My teaching experience is all tutorial. While all my students were related to me, siblings and children, I still pride in the accomplishments. My siblings have passed their SATs and my children have been home-school with the CNED French system for at least four years!
Yet, I discovered the wonders of group class last weekend when I decided five children between the age of 4 and 7 should "work" on an Art Project by this very demanding CNED program. Granted 5 children is not considered a conventional class but I had the pleasure of watching my own children and their friends follow my instructions in a subject I don't know anything about, except for having read the "teacher manual" that CNED sends to the tutors.
I would not have been able to attain the goal required, nor enjoy the process as much as the children did had I taken brush and paint palettes and worked on the art project myself.
I took out the gouache paint tubes, selected dark and light blue. The trick was to discover the complimentary colors. I spied on the teacher's manual: brought out some white, some black and some green and the experiment with blue began!
Unlike sciences, in art there is no right answer and all artistic endeavors (at least in primary school) are laudable. What a sight to watch the artists seeking the secret blue hue of Yves Klein! In the end, few did find the various shades of blue. There was a large deal of creativity and fun.

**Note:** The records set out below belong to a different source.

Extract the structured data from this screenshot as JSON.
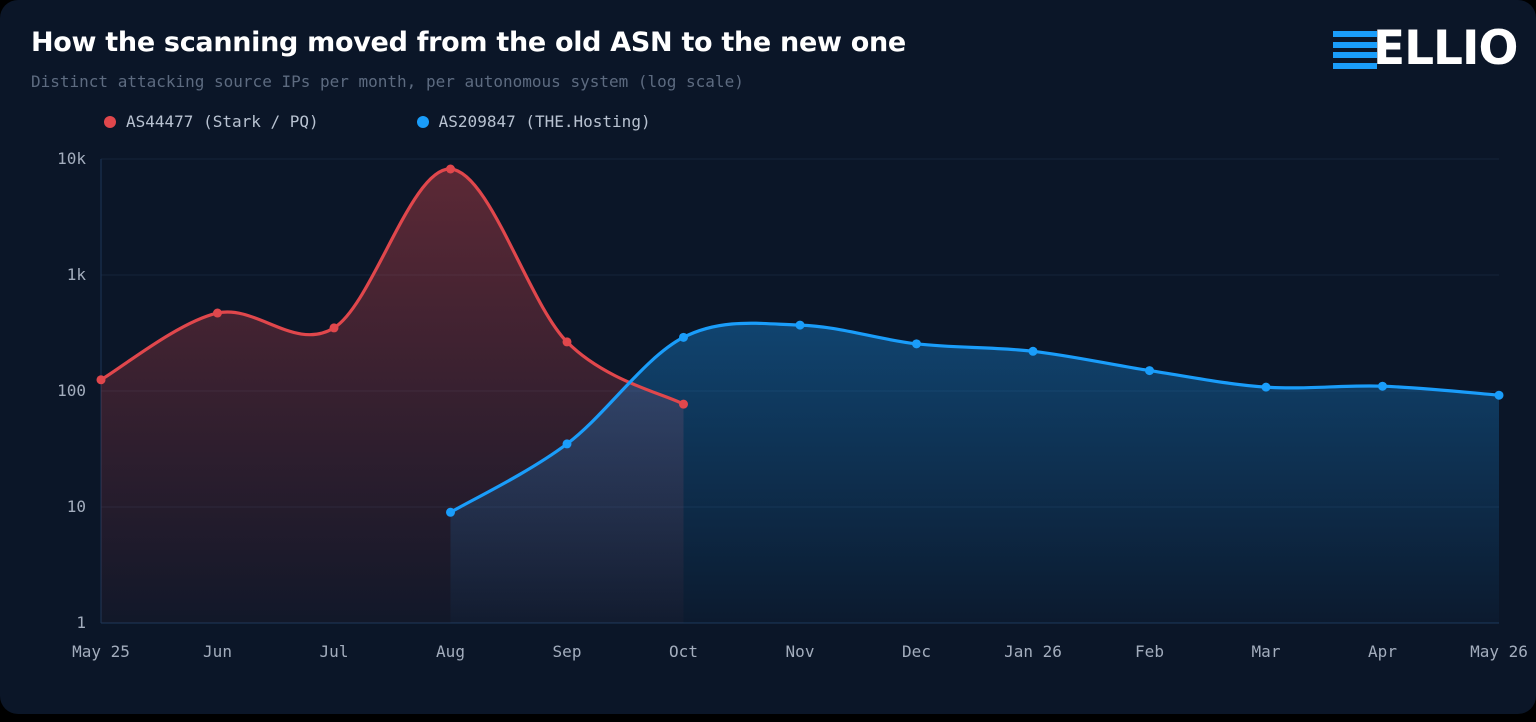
{
  "header": {
    "title": "How the scanning moved from the old ASN to the new one",
    "subtitle": "Distinct attacking source IPs per month, per autonomous system (log scale)"
  },
  "logo": {
    "text": "ELLIO",
    "color": "#1a9dfa"
  },
  "chart_data": {
    "type": "area",
    "title": "How the scanning moved from the old ASN to the new one",
    "subtitle": "Distinct attacking source IPs per month, per autonomous system (log scale)",
    "xlabel": "",
    "ylabel": "",
    "y_scale": "log",
    "ylim": [
      1,
      10000
    ],
    "y_ticks": [
      1,
      10,
      100,
      1000,
      10000
    ],
    "y_tick_labels": [
      "1",
      "10",
      "100",
      "1k",
      "10k"
    ],
    "categories": [
      "May 25",
      "Jun",
      "Jul",
      "Aug",
      "Sep",
      "Oct",
      "Nov",
      "Dec",
      "Jan 26",
      "Feb",
      "Mar",
      "Apr",
      "May 26"
    ],
    "grid": true,
    "legend": "top-left",
    "series": [
      {
        "name": "AS44477 (Stark / PQ)",
        "color": "#e0474c",
        "values": [
          125,
          470,
          350,
          8200,
          265,
          77,
          null,
          null,
          null,
          null,
          null,
          null,
          null
        ]
      },
      {
        "name": "AS209847 (THE.Hosting)",
        "color": "#1a9dfa",
        "values": [
          null,
          null,
          null,
          9,
          35,
          290,
          370,
          255,
          220,
          150,
          108,
          110,
          92
        ]
      }
    ]
  }
}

A single student, Maryam, lingered with the colors, wondering about the mysteries of turquoise, diluting with water, adding a shade of white or green. She asked me: "I wish I had an artist to ask, how do you make turquoise?" I took her to Mehdi Farhadian's painting, and told her: "I stare at the various shades of blue and wonder daily." Inquisitive Maryam won the competition of blue and deserves to meet Farhadian soon.